Claude Barras est ce que l’on appelle un « illustre inconnu » : dans le petit monde fermé de l’animation, c’est une sommité. Une pointure. Au tour du grand public de s’en rendre compte avec Ma vie de courgette qui s’inscrit dans la droite ligne de son travail depuis 1998. Ce réalisateur suisse, diplômé en illustration et en infographie, a notamment signé quelques petits joyaux (Sainte Barbe, Au pays des têtes, visibles sur Youtube), des courts métrages dans lesquels il a affiné sa technique (l’animation de marionnettes image par image) et son univers étrange (entre Tim Burton et des cinéastes européens comme Garri Bardine).

 


 

Festival d'Annecy 2016 : le triomphe de Ma vie de courgette

Céline Sciamma au scénario
Pour son premier long métrage, au ton une nouvelle fois très personnel, il a fait appel à Céline Sciamma, la cinéaste de l’enfance blessée (Tomboy, Bande de filles), pour le seconder sur l’adaptation d'Autobiographie d'une courgette, le roman de Gilles Paris.
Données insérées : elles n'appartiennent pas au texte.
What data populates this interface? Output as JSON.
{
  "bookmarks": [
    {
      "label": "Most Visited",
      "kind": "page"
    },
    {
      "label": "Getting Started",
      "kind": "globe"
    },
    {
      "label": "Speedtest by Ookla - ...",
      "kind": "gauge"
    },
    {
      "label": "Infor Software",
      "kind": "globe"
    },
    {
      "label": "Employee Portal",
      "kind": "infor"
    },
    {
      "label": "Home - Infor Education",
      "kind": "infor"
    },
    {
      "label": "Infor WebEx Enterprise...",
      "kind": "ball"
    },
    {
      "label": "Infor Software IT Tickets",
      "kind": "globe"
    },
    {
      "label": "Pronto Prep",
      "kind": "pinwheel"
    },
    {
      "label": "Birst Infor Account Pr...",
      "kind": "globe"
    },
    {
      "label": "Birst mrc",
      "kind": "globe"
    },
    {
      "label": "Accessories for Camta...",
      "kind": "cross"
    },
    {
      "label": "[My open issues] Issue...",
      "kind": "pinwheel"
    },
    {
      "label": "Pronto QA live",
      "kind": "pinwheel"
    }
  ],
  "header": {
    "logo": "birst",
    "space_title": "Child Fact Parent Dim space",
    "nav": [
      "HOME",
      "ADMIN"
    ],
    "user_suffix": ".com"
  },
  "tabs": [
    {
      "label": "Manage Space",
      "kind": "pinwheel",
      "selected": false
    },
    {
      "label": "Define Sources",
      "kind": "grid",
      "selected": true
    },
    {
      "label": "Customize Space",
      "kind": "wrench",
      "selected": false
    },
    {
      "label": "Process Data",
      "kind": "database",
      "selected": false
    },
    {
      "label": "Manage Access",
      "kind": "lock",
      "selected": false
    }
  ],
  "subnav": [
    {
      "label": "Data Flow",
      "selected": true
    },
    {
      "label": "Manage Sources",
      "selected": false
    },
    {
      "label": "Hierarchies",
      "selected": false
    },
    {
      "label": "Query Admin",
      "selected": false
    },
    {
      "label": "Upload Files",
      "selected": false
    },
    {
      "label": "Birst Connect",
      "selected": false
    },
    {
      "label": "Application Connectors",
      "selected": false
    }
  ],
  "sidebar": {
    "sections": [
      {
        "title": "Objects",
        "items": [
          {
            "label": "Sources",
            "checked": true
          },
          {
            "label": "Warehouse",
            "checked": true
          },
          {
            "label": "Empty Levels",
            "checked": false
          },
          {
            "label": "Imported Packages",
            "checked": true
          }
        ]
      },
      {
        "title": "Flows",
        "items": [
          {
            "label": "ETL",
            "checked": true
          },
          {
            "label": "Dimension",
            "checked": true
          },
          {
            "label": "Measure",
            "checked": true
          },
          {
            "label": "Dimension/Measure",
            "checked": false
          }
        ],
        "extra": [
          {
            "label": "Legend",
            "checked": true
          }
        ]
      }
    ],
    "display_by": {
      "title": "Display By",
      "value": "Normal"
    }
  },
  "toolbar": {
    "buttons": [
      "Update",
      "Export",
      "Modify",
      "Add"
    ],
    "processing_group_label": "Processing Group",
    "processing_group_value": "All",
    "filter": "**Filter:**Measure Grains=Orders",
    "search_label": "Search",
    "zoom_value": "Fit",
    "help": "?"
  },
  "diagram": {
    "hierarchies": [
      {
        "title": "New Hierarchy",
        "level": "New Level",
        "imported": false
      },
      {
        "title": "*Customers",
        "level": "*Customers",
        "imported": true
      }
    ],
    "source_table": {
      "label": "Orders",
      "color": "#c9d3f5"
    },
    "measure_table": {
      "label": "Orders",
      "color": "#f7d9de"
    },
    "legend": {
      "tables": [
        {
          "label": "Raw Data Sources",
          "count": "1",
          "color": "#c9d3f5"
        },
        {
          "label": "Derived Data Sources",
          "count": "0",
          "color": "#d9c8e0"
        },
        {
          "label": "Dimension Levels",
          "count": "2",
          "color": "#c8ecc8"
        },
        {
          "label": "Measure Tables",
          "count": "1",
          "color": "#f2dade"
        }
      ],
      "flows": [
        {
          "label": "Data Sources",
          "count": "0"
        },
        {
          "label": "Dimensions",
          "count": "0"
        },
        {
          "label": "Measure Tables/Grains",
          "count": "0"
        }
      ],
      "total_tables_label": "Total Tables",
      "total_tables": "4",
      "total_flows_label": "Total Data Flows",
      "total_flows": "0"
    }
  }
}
Un choix cohérent si l’on considère les contours délicats de cette histoire qui dresse le portrait d’un enfant, matricide par accident, qui échoue dans une maison d’accueil en pleine campagne où il retrouve d’autres gosses isolés pour différentes raisons. Le film raconte ainsi le difficile apprentissage de la vie lorsqu’elle débute dans la douleur. Le trait est aussi sensible que le choix de filmer des marionnettes en stop-motion pour un résultat qui mêle l’expressionnisme visuel et le "réalisme" des personnages et des situations.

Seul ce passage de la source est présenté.